Just wondering what kind of processes you guys have for transferring production data offsite for analysis purposes?
I have read some of the literature but I am not sure of the overheads involved and the setup processes.
- Replication: With the production acting as both the distributor and publisher. I will employ a push system that updates my database on my analysis server weekly
- SSIS: No experience but seems to be the 'standard' way?
- Manual: Use windows scheduler to zip back my backup file and open up an FTP connection to my analysis server
- Mirroring: No experience but used more for high availability?
FYI, I am using SQL Server 2008 with Windows Server 2008 R2. MY DB is about 36 gigs. I am only interested in the data.
Other methods welcome!
*EDIT Additional information: I don't mind the database being read only and I am looking to run this process once a week.
You could look at log shipping, very similar to your 'manual' approach but uses built-in SQL components to do the work and works with transaction log backups.
A great explanation and comparision to db mirroring can be see at http://blogs.technet.com/josebda/archive/2009/04/02/sql-server-2008-log-shipping.aspx
As a mere suggestion, you say your db is 36 gigs. Depending on the compression + speed of transfer you might find it easier to dump it on a USB drive and snail mail it. Furthermore, some ftp will never allow files of > 4GB. Incremental pushes might be your way, but again consider the worst case: what happens if your data changes faster than your db can push it to the replicator?
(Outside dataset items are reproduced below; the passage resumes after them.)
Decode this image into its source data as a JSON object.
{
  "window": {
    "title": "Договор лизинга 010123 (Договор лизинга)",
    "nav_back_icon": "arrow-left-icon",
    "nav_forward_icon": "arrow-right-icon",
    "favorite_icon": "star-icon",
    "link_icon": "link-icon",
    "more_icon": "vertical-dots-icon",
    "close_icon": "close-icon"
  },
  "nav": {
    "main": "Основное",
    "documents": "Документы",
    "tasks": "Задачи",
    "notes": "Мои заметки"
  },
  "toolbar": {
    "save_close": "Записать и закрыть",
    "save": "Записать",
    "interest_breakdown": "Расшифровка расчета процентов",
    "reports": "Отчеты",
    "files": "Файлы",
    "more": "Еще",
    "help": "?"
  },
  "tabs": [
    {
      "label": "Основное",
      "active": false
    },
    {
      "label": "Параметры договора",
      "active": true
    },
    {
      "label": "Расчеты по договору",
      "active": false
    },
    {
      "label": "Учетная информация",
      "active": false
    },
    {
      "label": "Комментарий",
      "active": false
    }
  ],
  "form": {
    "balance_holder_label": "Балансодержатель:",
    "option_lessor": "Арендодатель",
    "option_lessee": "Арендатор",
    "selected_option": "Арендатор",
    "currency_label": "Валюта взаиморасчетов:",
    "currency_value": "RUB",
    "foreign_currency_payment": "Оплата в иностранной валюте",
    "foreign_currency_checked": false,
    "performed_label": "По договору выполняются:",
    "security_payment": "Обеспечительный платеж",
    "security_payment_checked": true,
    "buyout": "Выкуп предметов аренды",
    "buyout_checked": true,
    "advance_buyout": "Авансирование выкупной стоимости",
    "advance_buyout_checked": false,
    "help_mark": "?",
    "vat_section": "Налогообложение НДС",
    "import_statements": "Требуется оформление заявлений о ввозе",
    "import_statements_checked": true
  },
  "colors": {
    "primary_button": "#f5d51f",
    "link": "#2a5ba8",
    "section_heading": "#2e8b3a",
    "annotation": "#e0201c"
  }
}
I have a client who needed this exact thing. They couldn't accept the db being inaccessible when the logs restore so log shipping was out. Replication was not possible because their schema would be too much of a hastle. Mirroring wouldn't work because it's read-only, and they needed a writable database... but those writes did not have to go back to the main server.
I ended up writing a maintenance plan and a few scripts that does a full backup of the db in question (120 GB), then uses xp_cmdshell to copy the file to a network share on the other SQL server, and then lastly executes a job remotely (you can set what server to execute on in the plan step) to do a restore of the database.
You may want to check out Tara Kizer's isp_Restore script which can help you with this. http://weblogs.sqlteam.com/tarad/archive/2005/11/08/8262.aspx I ended up writing my own script because hers didn't do exactly what I needed, but it should at least get you started.
Log shipping is great for analysis, but be prepared for high overhead with the initial backup and transfer of the data to another server/instance. Additionally, log shipping implies a delay between live data and analysis data. After that, you're only moving transaction log backups, which are theoretically smaller.
In our environment, we log ship nightly, because management runs reports when the come in to the office in the morning, and those reports typically require a significant amount of pivots.
We had a 4GB database, where we infrequently needed a backup for analyzing issues. The database was too big to take a backup during the day while production was running. So our solution was to run a backup at night when our production system was down and keep the most recent backups (I think we kept one week).
One of our requirements was that the database needed to be shipped to different departments depending on the issue. Another reason was, that we could make the backup files available to Project Managers, who did not have direct access to any SQL server and they were in charge of sending the backups to the appropriate recipients. They didn't needed to involve Admins to get the backups.
The daily backups were scheduled using the standard SQL server tools.
Assuming your target analytic database is the same platform as your production database, the easiest solution is to do a weekly incremental backup and then apply it to your analytic database. If your database isn't growing very quickly, an incremental file should be transmittable in a reasonable period of time.
If you are transmitting to some other database type than what you are currently running in production, an ETL tool like Pentaho Data Integration might be a better fit. An ETL tool is an even better solution if you only care about some of the tables and not all of them.